Monday, February 16, 2009

Building community













From The New England Church Supper Cookbook:
They can take the form of a ham and bean supper, a spaghetti supper, or a pancake breakfast served in a school cafeteria, a church basement, or town hall- whatever the menu or venue church suppers consistently serve up traditional, tasty, [New England] fare.

Decidedly down to earth, church suppers do more than offer town folk a hearty meal and a few hundred dollars for a worthy cause. They provide an excuse for a whole community to come together, teens and great-grandparents, shop-keepers and doctors, conservatives and liberals, in a place where their differences seem to fade and they have a chance to just relax, catch up on each others' lives, and share a good meal. Baking bread together seems to help keep a town together. The event also helps preserve a sense of tradition in a community, a reminder of a common past and a future held together by an event at which the faces change as the decades pass, but tradition is passed on. It is traditions such as these that help towns weather the pressures that sometimes threaten to tear them apart.

Helpful Tips for Putting on A Successful Church Supper

Choosing a Date
: Select your date carefully- check to make sure there are no conflicts like school vacations or sports events that will compete for attendance, and then get it on the town calendar early to discourage Johnny-come-latelys from upstaging you.

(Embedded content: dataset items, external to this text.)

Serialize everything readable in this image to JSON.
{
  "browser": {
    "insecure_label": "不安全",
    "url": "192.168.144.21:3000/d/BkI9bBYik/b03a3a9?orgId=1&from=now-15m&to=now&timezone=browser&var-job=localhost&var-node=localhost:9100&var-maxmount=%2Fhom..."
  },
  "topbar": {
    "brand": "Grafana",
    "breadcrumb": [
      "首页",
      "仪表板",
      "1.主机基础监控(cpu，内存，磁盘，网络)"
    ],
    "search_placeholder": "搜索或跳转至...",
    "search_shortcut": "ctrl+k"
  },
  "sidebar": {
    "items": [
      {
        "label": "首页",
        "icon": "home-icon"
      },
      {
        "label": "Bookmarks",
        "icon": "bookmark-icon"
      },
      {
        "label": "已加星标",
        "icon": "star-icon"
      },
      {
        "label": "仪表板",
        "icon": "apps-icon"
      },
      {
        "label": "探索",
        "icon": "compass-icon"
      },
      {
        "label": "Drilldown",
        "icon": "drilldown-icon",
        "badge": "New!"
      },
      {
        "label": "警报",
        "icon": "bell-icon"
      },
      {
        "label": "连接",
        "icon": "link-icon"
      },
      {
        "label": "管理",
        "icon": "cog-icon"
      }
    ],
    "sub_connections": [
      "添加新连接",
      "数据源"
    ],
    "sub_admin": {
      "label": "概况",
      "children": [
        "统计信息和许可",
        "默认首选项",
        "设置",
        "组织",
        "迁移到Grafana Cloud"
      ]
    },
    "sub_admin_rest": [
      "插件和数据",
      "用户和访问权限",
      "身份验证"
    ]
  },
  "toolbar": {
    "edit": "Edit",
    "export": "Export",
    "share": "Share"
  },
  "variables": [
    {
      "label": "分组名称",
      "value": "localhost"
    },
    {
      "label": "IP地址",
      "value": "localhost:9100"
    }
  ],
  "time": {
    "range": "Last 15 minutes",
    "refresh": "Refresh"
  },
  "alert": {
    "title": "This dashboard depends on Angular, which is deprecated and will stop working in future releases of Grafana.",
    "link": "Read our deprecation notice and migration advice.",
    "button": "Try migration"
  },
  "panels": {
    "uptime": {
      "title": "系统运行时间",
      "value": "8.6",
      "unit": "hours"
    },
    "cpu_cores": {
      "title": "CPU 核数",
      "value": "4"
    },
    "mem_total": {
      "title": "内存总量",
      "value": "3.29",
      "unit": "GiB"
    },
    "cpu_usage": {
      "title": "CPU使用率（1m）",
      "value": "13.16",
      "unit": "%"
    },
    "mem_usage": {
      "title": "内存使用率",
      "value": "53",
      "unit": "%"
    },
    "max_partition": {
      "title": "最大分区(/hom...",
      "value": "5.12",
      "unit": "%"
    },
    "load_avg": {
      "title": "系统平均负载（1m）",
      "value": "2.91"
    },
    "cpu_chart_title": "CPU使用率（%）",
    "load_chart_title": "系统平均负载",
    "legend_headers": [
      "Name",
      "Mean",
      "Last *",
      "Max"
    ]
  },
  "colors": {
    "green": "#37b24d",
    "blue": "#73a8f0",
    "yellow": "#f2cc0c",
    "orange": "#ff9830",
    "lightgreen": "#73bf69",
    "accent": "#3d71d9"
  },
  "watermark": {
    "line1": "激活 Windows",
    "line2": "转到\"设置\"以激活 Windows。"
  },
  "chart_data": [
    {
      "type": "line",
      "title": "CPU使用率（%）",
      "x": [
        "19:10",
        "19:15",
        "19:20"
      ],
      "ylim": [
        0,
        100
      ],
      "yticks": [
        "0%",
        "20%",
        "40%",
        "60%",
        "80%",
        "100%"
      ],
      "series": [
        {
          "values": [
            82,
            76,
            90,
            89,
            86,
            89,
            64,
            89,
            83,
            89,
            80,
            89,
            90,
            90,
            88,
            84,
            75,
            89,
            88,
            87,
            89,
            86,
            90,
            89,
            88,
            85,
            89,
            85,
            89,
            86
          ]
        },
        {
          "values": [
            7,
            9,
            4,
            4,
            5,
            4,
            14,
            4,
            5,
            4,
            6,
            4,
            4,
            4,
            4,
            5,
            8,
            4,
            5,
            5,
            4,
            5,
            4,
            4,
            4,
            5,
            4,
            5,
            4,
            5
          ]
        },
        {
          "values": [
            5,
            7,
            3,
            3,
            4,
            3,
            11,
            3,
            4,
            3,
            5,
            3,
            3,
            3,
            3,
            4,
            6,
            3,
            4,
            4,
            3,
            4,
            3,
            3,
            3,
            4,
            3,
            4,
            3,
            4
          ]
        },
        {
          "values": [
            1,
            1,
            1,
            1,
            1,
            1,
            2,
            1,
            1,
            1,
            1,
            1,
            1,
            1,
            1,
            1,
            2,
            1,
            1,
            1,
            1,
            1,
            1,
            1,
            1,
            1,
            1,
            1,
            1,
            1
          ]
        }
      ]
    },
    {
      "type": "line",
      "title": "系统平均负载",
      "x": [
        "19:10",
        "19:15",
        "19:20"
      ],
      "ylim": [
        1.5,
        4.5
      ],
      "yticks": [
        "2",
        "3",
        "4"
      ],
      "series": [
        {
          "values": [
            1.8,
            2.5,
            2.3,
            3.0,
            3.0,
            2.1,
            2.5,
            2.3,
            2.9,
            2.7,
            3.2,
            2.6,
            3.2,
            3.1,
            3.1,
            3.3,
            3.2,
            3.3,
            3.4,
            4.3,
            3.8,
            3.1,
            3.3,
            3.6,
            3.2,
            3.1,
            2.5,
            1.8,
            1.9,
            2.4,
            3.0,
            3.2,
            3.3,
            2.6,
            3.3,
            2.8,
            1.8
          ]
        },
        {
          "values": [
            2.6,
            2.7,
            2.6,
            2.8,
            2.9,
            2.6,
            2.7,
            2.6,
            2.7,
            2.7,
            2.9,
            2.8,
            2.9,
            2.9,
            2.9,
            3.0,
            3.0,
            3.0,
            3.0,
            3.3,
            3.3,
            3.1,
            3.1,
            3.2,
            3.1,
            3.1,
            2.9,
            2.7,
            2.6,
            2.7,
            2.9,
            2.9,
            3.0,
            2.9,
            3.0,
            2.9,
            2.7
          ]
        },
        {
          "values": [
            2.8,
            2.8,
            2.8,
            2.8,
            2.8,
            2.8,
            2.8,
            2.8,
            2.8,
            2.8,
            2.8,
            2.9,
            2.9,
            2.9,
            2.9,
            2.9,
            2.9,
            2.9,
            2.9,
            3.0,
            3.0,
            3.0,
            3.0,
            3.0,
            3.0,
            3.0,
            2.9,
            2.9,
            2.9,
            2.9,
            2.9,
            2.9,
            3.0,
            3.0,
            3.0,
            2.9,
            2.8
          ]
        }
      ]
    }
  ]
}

Menu: Choose easy do-ahead recipes to minimize last minute preparations. Keep it simple- a simple dish prepared well goes over better than an elaborate dish that's hard to prepare and few will appreciate.

Committee: Choose your committee wisely. Make sure to include one or two who were closely involved in previous years, and one or two new faces who can learn the ropes and carry the tradition forward. Delegate committee tasks so no one person is overwhelmed by the undertaking.

Some Church Lady Ideas for Parish Potlucks:

A Fat Tuesday Pancake Supper, or a Carnival party the weekend previous
An Annunciation Pancake Supper, hosting the guests of a crisis pregnancy center
Lenten Soup Dinner (following Stations or other devotion)
An Ascension or Pentecost Chicken Dinner
A post Corpus Christi Procession Picnic
An Assumption Day Picnic
A Liturgical New Year Party

As we discussed in Building a Pro-Life Parish, it's important to have some way to keep the children entertained, especially if the gathering isn't held outside. Some kind of seasonal hands on activity is great for the quieter kids, but if possible, set aside an area where the more active ones can run off their steam while supervised.

Image: The Wedding Feast, Pieter Brueghel the Elder

2 comments:

Anonymous said...

And at a proper New England Church Supper half the dishes will be boiled! LOL!

Seriously, having a potluck with some family friendly, inter-generational entertainment can also be fun. Perhaps a night of board games or hosting local (even parish!) musicians. Or a square dance or contradance! The Vicar's parish is having a square dance/potluck on Friday night and people are really excited. Even the teenagers!

Lucy said...

Being in a university area, my parish is quite diverse. Next month, we are having an international dinner, with all sorts of music, dancing, and literature reading from people's native country. The Knights are wonderful at making spaghetti, and it's quite a cozy evening.

In "Fort Wayne in the Rear-view"*, Amy Welborn cautions us about the line between close-knit community, and insularity. One thing I feel my parish does very well is integrate new people, Perhaps due to the continual regeneration of a university town lends itself more to that. However, I do think it is amazing tha tin a New England parish, people take being introduced to newcomers for granted... and will speak to them for 15-20 minutes after meeting them.